Vengo
pensando, en esta segunda anotación de tiempos de pandemia, que el miedo es libre, a pesar de que en muchas
ocasiones sea inoculado. Pero es libre. Por eso podemos entender, que ante una situación
excepcional, la gente adopte comportamientos inexplicables, que nada tienen que
ver con la etiqueta que habitualmente llevamos puesta a la espalda de seres
racionales.
El miedo tiene dos efectos en nuestro comportamiento:
nos puede hacer cobardes o precavidos.

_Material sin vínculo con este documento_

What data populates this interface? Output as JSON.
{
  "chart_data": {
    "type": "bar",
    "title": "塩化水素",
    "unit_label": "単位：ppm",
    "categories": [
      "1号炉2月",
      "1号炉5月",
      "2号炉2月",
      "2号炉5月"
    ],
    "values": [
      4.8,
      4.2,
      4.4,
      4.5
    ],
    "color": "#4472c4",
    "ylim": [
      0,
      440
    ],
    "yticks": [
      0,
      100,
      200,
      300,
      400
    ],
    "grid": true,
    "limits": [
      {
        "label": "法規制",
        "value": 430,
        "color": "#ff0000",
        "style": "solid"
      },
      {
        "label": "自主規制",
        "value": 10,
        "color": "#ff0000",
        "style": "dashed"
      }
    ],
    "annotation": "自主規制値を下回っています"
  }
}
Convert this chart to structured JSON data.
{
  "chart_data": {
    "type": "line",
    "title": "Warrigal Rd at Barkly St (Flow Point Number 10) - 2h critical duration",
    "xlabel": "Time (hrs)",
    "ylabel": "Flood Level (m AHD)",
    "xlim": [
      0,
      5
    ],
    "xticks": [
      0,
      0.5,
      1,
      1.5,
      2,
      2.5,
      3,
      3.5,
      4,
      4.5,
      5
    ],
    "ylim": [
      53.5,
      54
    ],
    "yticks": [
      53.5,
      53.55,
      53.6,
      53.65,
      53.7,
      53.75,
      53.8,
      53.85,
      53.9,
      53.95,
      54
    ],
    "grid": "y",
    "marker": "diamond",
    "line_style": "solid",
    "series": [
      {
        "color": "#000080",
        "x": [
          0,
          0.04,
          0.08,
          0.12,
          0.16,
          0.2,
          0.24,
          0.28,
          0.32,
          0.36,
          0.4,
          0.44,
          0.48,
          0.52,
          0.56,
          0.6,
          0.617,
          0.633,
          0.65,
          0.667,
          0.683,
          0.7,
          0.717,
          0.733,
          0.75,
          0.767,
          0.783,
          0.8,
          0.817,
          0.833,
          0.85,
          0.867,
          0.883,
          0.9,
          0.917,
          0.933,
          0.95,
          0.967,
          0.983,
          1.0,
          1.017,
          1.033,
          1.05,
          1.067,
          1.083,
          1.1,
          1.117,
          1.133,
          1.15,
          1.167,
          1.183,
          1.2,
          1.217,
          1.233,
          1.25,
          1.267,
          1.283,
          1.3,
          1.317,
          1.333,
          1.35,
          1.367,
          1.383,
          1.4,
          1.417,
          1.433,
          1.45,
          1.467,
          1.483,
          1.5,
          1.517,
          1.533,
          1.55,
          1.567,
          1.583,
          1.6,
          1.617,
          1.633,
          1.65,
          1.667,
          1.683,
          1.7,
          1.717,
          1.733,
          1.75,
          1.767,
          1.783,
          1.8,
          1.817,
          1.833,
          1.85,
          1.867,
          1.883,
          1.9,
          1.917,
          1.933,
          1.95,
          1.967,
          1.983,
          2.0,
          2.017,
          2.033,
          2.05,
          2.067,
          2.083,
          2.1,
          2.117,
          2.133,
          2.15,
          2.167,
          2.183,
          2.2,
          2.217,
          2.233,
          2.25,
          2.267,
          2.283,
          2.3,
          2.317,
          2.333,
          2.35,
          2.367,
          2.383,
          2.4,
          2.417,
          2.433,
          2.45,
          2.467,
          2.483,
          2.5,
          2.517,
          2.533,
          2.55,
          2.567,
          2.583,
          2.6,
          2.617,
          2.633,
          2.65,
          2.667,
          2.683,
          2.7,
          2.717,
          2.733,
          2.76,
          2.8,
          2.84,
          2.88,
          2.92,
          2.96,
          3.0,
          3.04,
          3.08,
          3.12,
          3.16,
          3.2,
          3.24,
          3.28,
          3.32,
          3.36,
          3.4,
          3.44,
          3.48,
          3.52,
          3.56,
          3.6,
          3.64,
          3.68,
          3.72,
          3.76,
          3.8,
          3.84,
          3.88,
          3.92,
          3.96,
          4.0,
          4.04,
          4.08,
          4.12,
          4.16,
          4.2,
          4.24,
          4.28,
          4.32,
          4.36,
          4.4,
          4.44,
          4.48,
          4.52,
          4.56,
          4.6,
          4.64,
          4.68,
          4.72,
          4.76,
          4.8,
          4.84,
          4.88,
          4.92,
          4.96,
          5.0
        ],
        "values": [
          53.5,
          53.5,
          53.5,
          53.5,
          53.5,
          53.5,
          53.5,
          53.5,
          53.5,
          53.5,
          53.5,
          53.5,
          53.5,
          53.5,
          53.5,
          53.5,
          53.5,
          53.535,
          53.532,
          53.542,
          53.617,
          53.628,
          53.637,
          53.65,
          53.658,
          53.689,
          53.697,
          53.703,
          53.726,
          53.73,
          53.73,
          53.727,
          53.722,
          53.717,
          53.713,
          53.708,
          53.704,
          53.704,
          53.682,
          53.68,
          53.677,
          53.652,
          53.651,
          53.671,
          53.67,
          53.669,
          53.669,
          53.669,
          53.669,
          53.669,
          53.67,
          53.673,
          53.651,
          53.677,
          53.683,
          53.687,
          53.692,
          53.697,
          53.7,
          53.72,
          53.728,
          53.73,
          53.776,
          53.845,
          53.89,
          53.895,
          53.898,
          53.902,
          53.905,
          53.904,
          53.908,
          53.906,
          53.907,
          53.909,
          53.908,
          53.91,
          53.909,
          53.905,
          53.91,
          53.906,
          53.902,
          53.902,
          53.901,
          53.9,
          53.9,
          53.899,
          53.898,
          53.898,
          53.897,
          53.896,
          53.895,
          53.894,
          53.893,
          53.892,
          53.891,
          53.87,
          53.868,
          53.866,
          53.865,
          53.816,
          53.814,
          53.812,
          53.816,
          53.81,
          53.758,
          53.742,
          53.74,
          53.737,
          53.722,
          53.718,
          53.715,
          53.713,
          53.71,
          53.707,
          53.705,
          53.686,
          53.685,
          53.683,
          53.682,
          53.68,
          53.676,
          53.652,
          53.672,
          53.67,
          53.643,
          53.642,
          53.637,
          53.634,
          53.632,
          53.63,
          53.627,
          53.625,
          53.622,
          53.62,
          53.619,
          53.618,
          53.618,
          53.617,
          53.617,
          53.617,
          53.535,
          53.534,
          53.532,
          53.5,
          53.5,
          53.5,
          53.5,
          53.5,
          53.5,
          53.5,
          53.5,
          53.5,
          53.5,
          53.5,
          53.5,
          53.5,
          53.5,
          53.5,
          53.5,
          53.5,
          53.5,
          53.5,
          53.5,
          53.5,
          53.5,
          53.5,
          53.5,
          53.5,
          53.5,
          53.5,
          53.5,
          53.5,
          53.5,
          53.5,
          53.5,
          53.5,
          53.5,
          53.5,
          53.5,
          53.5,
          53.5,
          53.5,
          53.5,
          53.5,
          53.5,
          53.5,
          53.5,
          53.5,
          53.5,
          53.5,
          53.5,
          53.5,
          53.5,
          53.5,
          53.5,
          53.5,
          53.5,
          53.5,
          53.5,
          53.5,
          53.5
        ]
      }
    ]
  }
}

No es posible las dos cosas a la vez,
porque solo un cobarde atemorizado se comporta de manera irracional y agota las
existencias en los supermercados, sin pensar si hay desabastecimiento o no. El
cobarde, por naturaleza es egoísta, incapaz de pensar en el bien común, y al
final, en una situación como la actual, en la que solo nos piden ser
precavidos, nos quedamos sin papel higiénico en el supermercado, por aplicar una
metáfora a la situación de desabastecimiento que estamos viendo estos días a
media mañana, sin motivo alguno que la justifique.
El
precavido, sin embargo, tratará de estar alerta, pero nunca provocará
situaciones de riesgo innecesarias. Sabe comportarse como un ser social y pensar
que el bienestar de la colectividad es también el suyo. Afortunadamente, creo,
que la mayoría de nuestros semejantes está en esta categoría, aunque yo soy,
por naturaleza, un poco optimista.
Por último,
estos días está aflorando una especie, que en raras ocasiones saca la cabeza
más allá de algunos comportamientos individuales, porque realmente, estos no
tienen justificación, ya que no se mueven por motivos exógenos, como pueden ser
los del cobarde. Me estoy refiriendo a la estupidez, esa manera de comportarse
como si no pasara nunca nada; que todo es muy relativo y que por tanto puedo
hacer lo que me venga en gana. Es el género de la inconsciencia que piensa que las
cosas pueden pasarles a otros, nunca a ellos. Y, por supuesto, ellos jamás son culpables de
nada, salvo de su propia estupidez. Ni siquiera son egoístas, simplemente, su
cabeza está tan abotargada de majadería que no da para más. Así, vemos como la
costa, sobre todo la mediterránea, se está llenando de turistas del
coronavirus, esos que se han pensado que el gobierno nos ha dado por la gracia
de Dios o de Pedro Sánchez, unas vacaciones sin fecha de término. Ni siquiera
son capaces de entender el concepto “quedarse en casa”; en realidad su casa también
es la de la playa. Pero no es suya la decisión de no propagar una epidemia,
porque sus entendederas no dan para tanto.